After Shima went back to Japan in late 1969 and then returned to Intel in early 1970, he found that no further work had been done on the 4004 since he left, and that Hoff was no longer working on the project. The project leader had become Federico Faggin, who had only joined Intel a week before Shima arrived. Faggin was hired from Fairchild Semiconductor where he had developed the original MOS silicon gate technology, the only technology that could be used to design a chip of the complexity and speed of the 4004. Shima worked with him assisting him with the logic design the 4004 processor  He worked at the Intel offices for six months, from April until October 1970. His company then sold the rights to use the 4004 to Intel, with an exception for use in business calculators.

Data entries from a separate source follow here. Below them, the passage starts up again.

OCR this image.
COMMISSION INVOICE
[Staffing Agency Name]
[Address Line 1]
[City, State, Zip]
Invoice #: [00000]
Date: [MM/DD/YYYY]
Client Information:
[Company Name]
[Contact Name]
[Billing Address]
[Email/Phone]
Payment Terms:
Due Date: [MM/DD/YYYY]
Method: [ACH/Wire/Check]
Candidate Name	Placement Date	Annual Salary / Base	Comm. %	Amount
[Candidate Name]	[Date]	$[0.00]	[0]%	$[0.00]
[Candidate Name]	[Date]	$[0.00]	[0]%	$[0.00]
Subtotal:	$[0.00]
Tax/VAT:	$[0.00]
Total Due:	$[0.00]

After the 4004, Intel designed the 8008 (architecture by Computer Terminal Corporation, design by Federico Faggin and Hal Feeney). Shima then joined Intel in 1972. He was employed to implement the transistor-level logic of Intel's next microprocessor, which became the Intel 8080 (conception and architecture by Federico Faggin), released in 1974. Shima then developed several Intel peripheral chips, some used in the IBM PC, such as the 8259 interrupt controller, 8255 parallel port chip, 8253 timer chip, 8257 DMA chip and 8251 serial communication USART chip. He was not involved in the creation of the Intel 8088 or 8086.
Shima moved to Zilog in 1975 and, using only a few assistants, developed the transistor-level and physical implementation of the Zilog Z80, under the supervision of Faggin, who conceived and designed the Z80 architecture to be instruction set compatible with the Intel 8080. This was followed by the same task for the 16-bit Z8000.
According to coworkers from Intel, Faggin's method that Shima used was to design all logic at the transistor level, directly and manually, not at the gate and/or register level. The schematics were thus hard to read, but as transistors were drawn in such a way that they suggested a "floorplan" of the chip, it helped when making the physical chip layout. However, according to Shima, the logic was first tested on breadboards using transistor–transistor logic (TTL) chips, before being manually translated into MOS transistor equivalents.
After returning to Japan, Shima founded the Intel Japan Design Center in 1980, and VM Technology Corporation in 1986. At VM, he developed the 16-bit microprocessor VM860 and 32-bit microprocessor VM 8600 for the Japanese word processor market. He became a professor at the University of Aizu in 2000.